I re-watched the movie The Freedom Writers today for my social justice movie. I had the opportunity two years ago to hear Erin Gruwell speak when she came to Richmond. I then bought the book, and watched the film. It was great to re-watch the movie and to reflect on her experience and that of the students she taught.
When I think about leadership for social change, Erin was not in a position as a principal, a superintendent, or any other “title” other than teacher. Yet she elevated that role through her ability to set aside fear. In the film, they pit her against the department chair who is far more traditional. We might say that teacher, despite her years of experience, wasn’t using leadership for change. She used what leadership she had to do what was comfortable and easy for her to do. Gruwell, on the other hand, took some chances. She faced opposition from her dad, some from her husband, and eventually, it cost her her marriage.
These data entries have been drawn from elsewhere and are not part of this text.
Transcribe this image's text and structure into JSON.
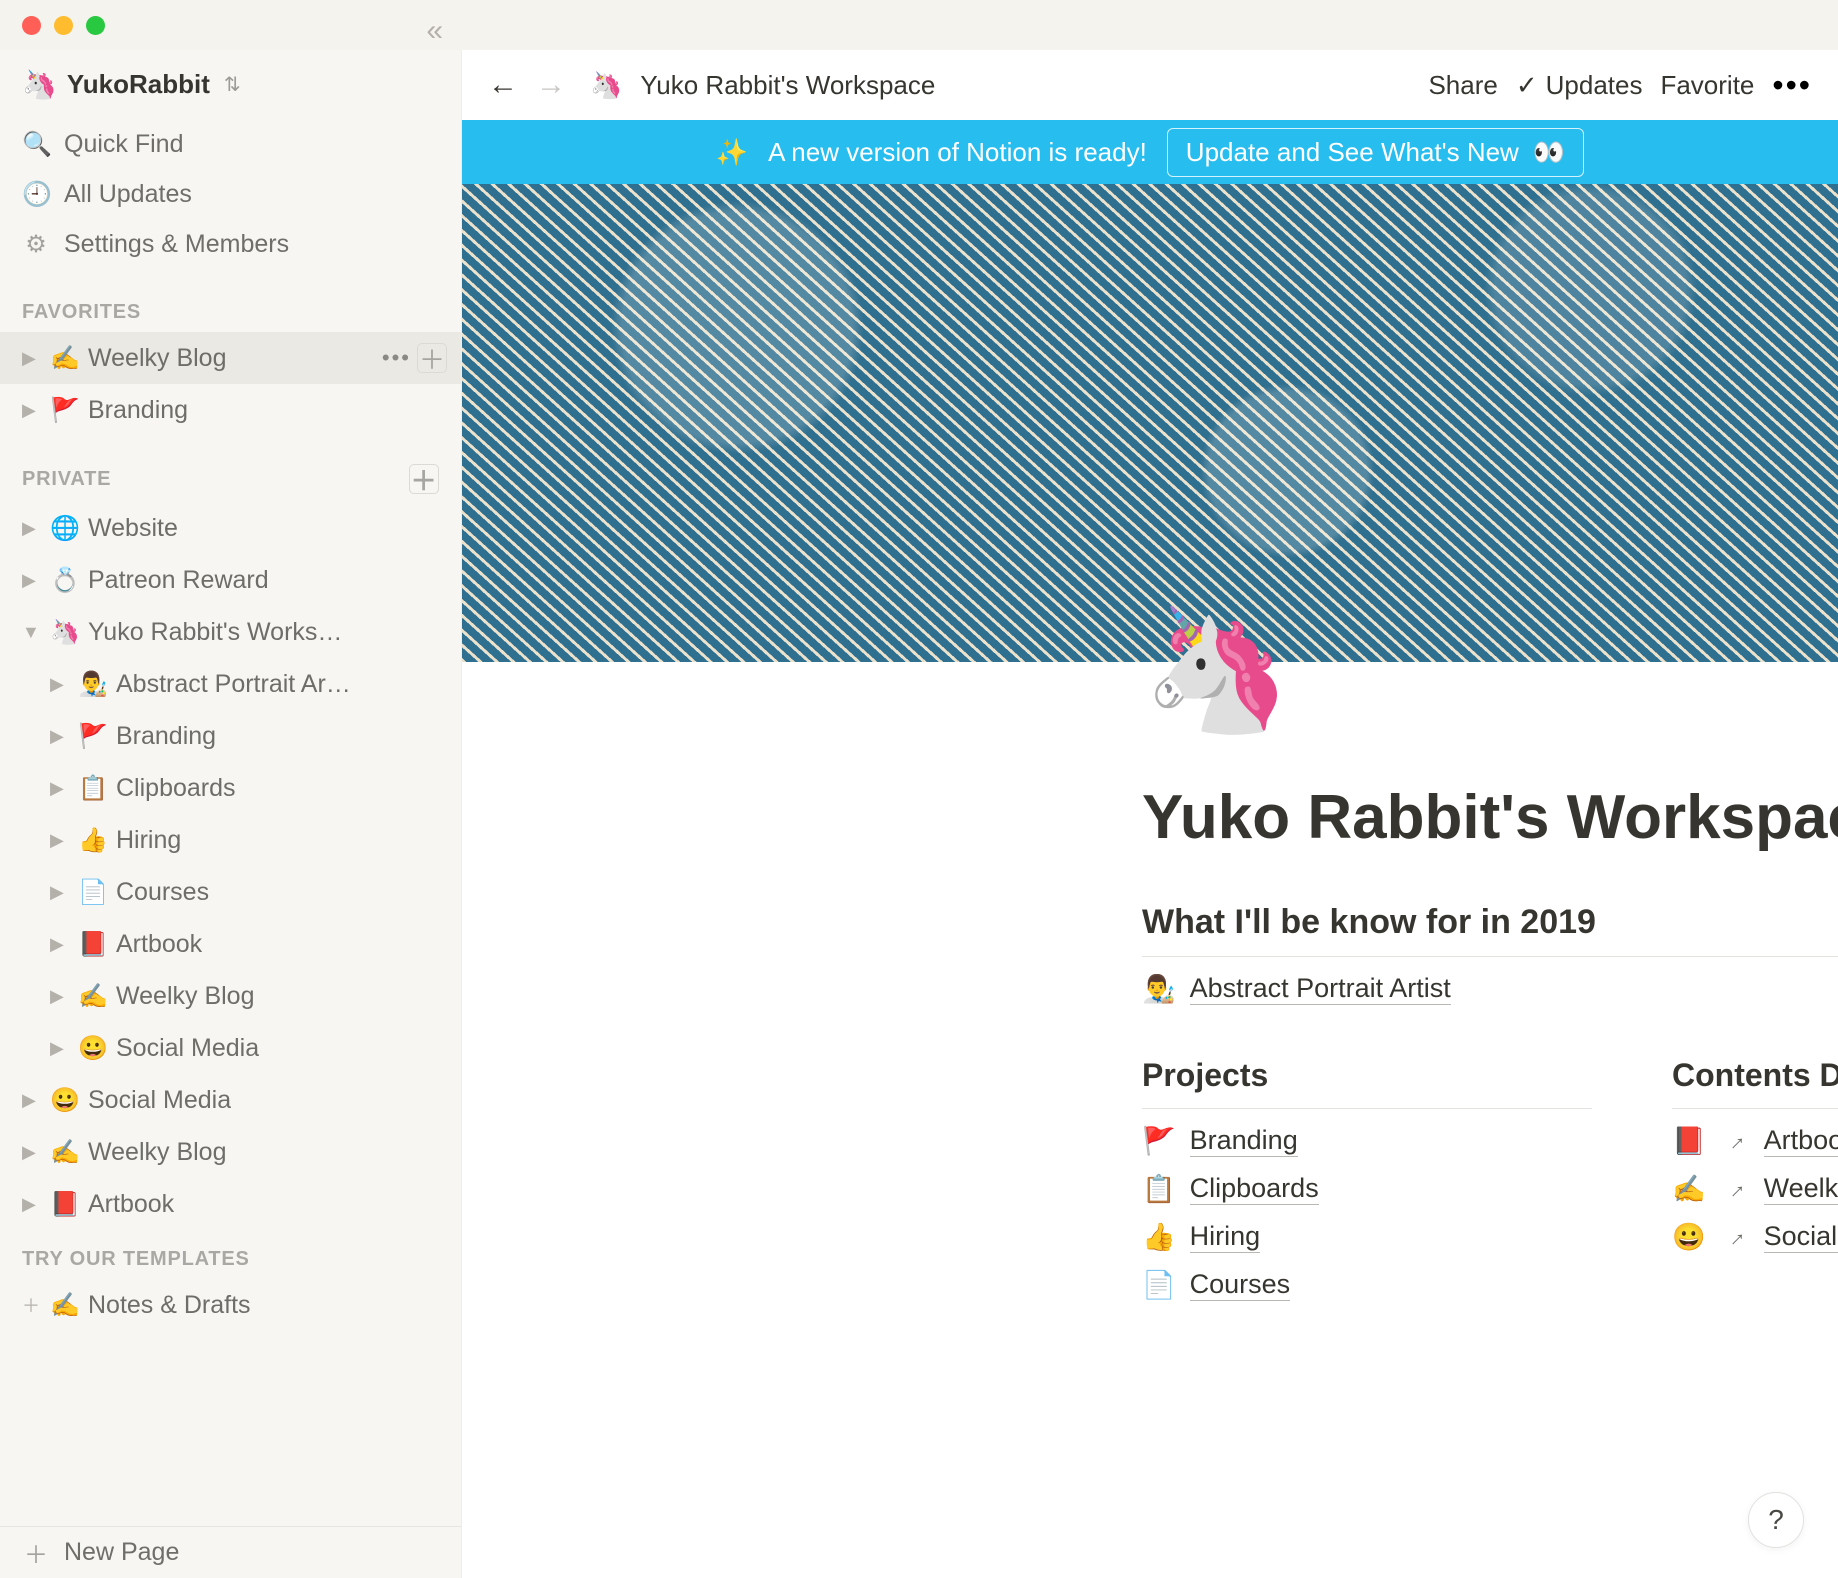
{
  "workspace": {
    "icon": "🦄",
    "name": "YukoRabbit"
  },
  "sidebar": {
    "quick_find": "Quick Find",
    "all_updates": "All Updates",
    "settings": "Settings & Members",
    "favorites_label": "FAVORITES",
    "favorites": [
      {
        "icon": "✍️",
        "label": "Weelky Blog",
        "active": true,
        "actions": true
      },
      {
        "icon": "🚩",
        "label": "Branding"
      }
    ],
    "private_label": "PRIVATE",
    "private": [
      {
        "icon": "🌐",
        "label": "Website"
      },
      {
        "icon": "💍",
        "label": "Patreon Reward"
      },
      {
        "icon": "🦄",
        "label": "Yuko Rabbit's Works…",
        "expanded": true,
        "children": [
          {
            "icon": "👨‍🎨",
            "label": "Abstract Portrait Ar…"
          },
          {
            "icon": "🚩",
            "label": "Branding"
          },
          {
            "icon": "📋",
            "label": "Clipboards"
          },
          {
            "icon": "👍",
            "label": "Hiring"
          },
          {
            "icon": "📄",
            "label": "Courses"
          },
          {
            "icon": "📕",
            "label": "Artbook"
          },
          {
            "icon": "✍️",
            "label": "Weelky Blog"
          },
          {
            "icon": "😀",
            "label": "Social Media"
          }
        ]
      },
      {
        "icon": "😀",
        "label": "Social Media"
      },
      {
        "icon": "✍️",
        "label": "Weelky Blog"
      },
      {
        "icon": "📕",
        "label": "Artbook"
      }
    ],
    "templates_label": "TRY OUR TEMPLATES",
    "templates": [
      {
        "icon": "✍️",
        "label": "Notes & Drafts"
      }
    ],
    "new_page": "New Page"
  },
  "topbar": {
    "breadcrumb_icon": "🦄",
    "breadcrumb": "Yuko Rabbit's Workspace",
    "share": "Share",
    "updates": "Updates",
    "favorite": "Favorite"
  },
  "banner": {
    "sparkle": "✨",
    "text": "A new version of Notion is ready!",
    "button": "Update and See What's New",
    "eyes": "👀"
  },
  "page": {
    "icon": "🦄",
    "title": "Yuko Rabbit's Workspace",
    "subtitle": "What I'll be know for in 2019",
    "feature": {
      "icon": "👨‍🎨",
      "label": "Abstract Portrait Artist"
    },
    "col1": {
      "heading": "Projects",
      "items": [
        {
          "icon": "🚩",
          "label": "Branding"
        },
        {
          "icon": "📋",
          "label": "Clipboards"
        },
        {
          "icon": "👍",
          "label": "Hiring"
        },
        {
          "icon": "📄",
          "label": "Courses"
        }
      ]
    },
    "col2": {
      "heading": "Contents Dashboard",
      "items": [
        {
          "icon": "📕",
          "label": "Artbook"
        },
        {
          "icon": "✍️",
          "label": "Weelky Blog"
        },
        {
          "icon": "😀",
          "label": "Social Media"
        }
      ]
    }
  },
  "help": "?"
}
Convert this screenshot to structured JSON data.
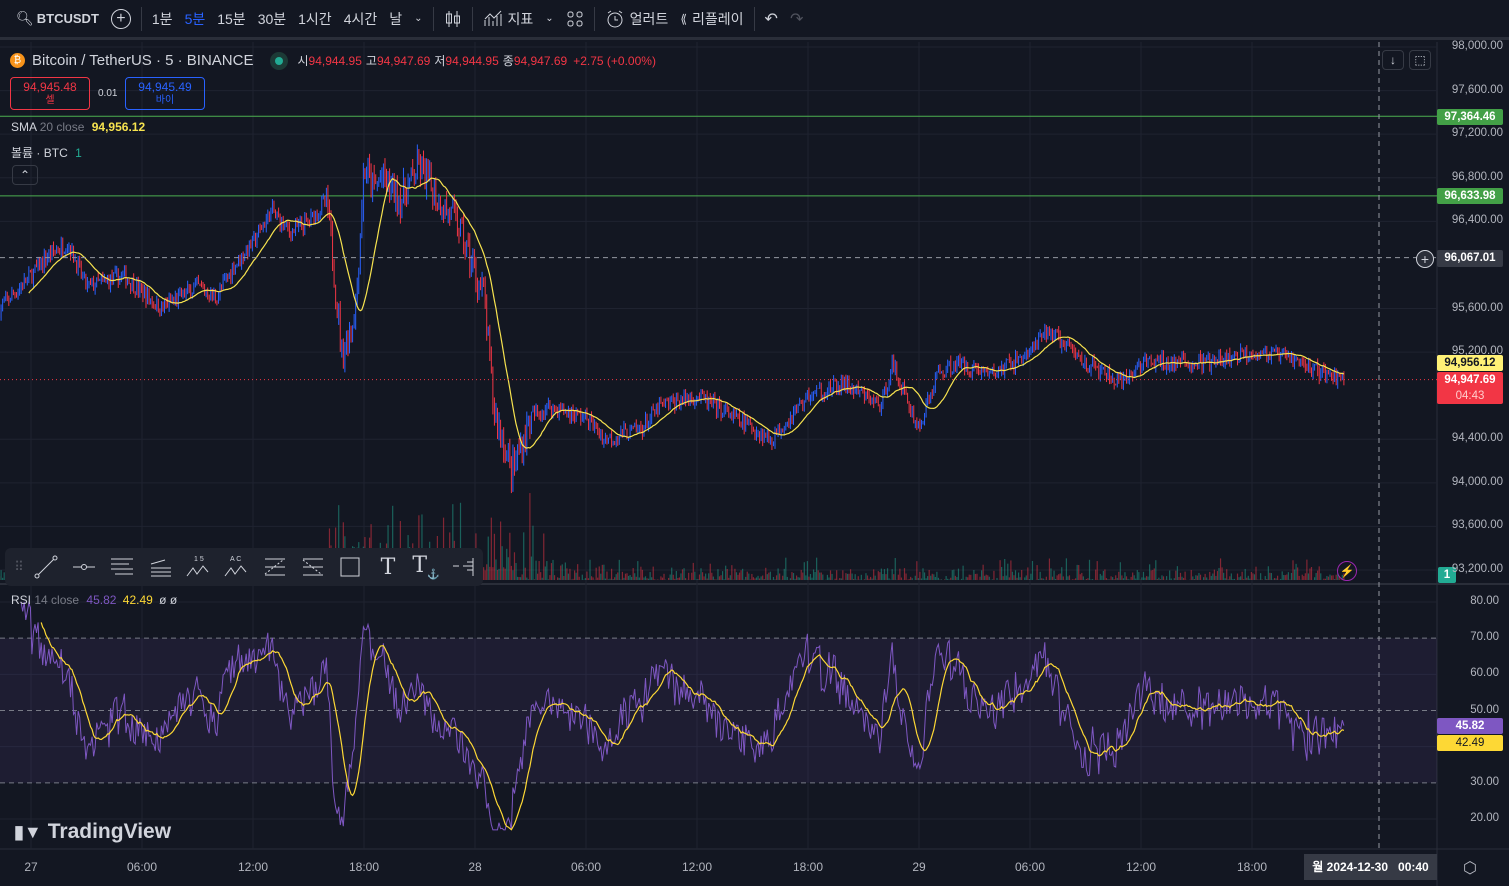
{
  "toolbar": {
    "symbol": "BTCUSDT",
    "intervals": [
      "1분",
      "5분",
      "15분",
      "30분",
      "1시간",
      "4시간",
      "날"
    ],
    "active_interval": "5분",
    "indicators": "지표",
    "alert": "얼러트",
    "replay": "리플레이"
  },
  "legend": {
    "title": "Bitcoin / TetherUS · 5 · BINANCE",
    "o_label": "시",
    "o": "94,944.95",
    "h_label": "고",
    "h": "94,947.69",
    "l_label": "저",
    "l": "94,944.95",
    "c_label": "종",
    "c": "94,947.69",
    "change": "+2.75 (+0.00%)",
    "sell_price": "94,945.48",
    "sell_label": "셀",
    "spread": "0.01",
    "buy_price": "94,945.49",
    "buy_label": "바이",
    "sma_name": "SMA",
    "sma_params": "20 close",
    "sma_value": "94,956.12",
    "vol_name": "볼륨 · BTC",
    "vol_value": "1",
    "rsi_name": "RSI",
    "rsi_params": "14 close",
    "rsi_value": "45.82",
    "rsi_ma_value": "42.49",
    "rsi_extra1": "ø",
    "rsi_extra2": "ø"
  },
  "price_axis": {
    "ticks": [
      "98,000.00",
      "97,600.00",
      "97,200.00",
      "96,800.00",
      "96,400.00",
      "95,600.00",
      "95,200.00",
      "94,400.00",
      "94,000.00",
      "93,600.00",
      "93,200.00"
    ],
    "tick_values": [
      98000,
      97600,
      97200,
      96800,
      96400,
      95600,
      95200,
      94400,
      94000,
      93600,
      93200
    ],
    "line1": "97,364.46",
    "line1_value": 97364.46,
    "line2": "96,633.98",
    "line2_value": 96633.98,
    "crosshair": "96,067.01",
    "crosshair_value": 96067.01,
    "sma_tag": "94,956.12",
    "last_tag": "94,947.69",
    "countdown": "04:43",
    "vol_tag": "1"
  },
  "rsi_axis": {
    "ticks": [
      "80.00",
      "70.00",
      "60.00",
      "50.00",
      "30.00",
      "20.00"
    ],
    "tick_values": [
      80,
      70,
      60,
      50,
      30,
      20
    ],
    "rsi_tag": "45.82",
    "ma_tag": "42.49"
  },
  "time_axis": {
    "labels": [
      "27",
      "06:00",
      "12:00",
      "18:00",
      "28",
      "06:00",
      "12:00",
      "18:00",
      "29",
      "06:00",
      "12:00",
      "18:00"
    ],
    "label_hours": [
      0,
      6,
      12,
      18,
      24,
      30,
      36,
      42,
      48,
      54,
      60,
      66
    ],
    "crosshair": "월 2024-12-30   00:40"
  },
  "brand": "TradingView",
  "colors": {
    "up": "#2962ff",
    "down": "#f23645",
    "sma": "#f7e34f",
    "rsi": "#7e57c2",
    "rsi_ma": "#fdd835",
    "hline": "#4caf50"
  },
  "chart_data": {
    "type": "candlestick",
    "symbol": "BTCUSDT",
    "interval": "5m",
    "ylim": [
      93200,
      98000
    ],
    "path_hours": [
      -1.7,
      0,
      1,
      2,
      3,
      5,
      7,
      9,
      10,
      11,
      12,
      13,
      14,
      15,
      16,
      16.8,
      17.3,
      17.6,
      18,
      18.5,
      19,
      20,
      21,
      22,
      23,
      24.5,
      25,
      26,
      27,
      28,
      30,
      31,
      33,
      34,
      36,
      38,
      40,
      41,
      42,
      44,
      46,
      46.5,
      47,
      48,
      49,
      50,
      52,
      54,
      55,
      57,
      59,
      60,
      62,
      64,
      66,
      68,
      70,
      71
    ],
    "path_prices": [
      95600,
      95900,
      96100,
      96200,
      95800,
      95900,
      95600,
      95800,
      95700,
      96000,
      96200,
      96500,
      96300,
      96400,
      96600,
      95200,
      95400,
      95700,
      96900,
      96700,
      96800,
      96600,
      96900,
      96600,
      96400,
      95700,
      94700,
      94100,
      94600,
      94700,
      94600,
      94400,
      94500,
      94700,
      94800,
      94600,
      94400,
      94600,
      94800,
      94900,
      94700,
      95100,
      94900,
      94500,
      95000,
      95100,
      95000,
      95200,
      95400,
      95100,
      94900,
      95100,
      95100,
      95100,
      95200,
      95150,
      95000,
      94948
    ],
    "rsi_ylim": [
      15,
      82
    ],
    "sma_period": 20,
    "rsi_period": 14
  }
}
All the drama makes for a good movie, but in the end, how did she make it work? How did she take kids who, by in large were destined to drop out or get killed to graduate? Even seeing this a second time, there are parts of the film that make me uncomfortable. I have serious doubts I could be as courageous as Erin. Her methods not withstanding, what she was able to do was to show those kids she believed in them. She had perseverance. And thankfully, she knew enough about was she was doing to succeed.
What’s also important I think is that Erin stepped outside the bounds of what her school wanted, or what her district supported. She took a lot of personal risks, including extra jobs. What can we do to make Erin’s efforts easier for other teachers? For each of us? What needs to change at the head of the school, head of the district, the state, or national level, to make those extraordinary measures she took unnecessary? I applaud Gruwell for amplifying her work through speaking, the book, the movie, and her foundation. Even if we don’t have her talents, she sets an excellent example for us as leaders.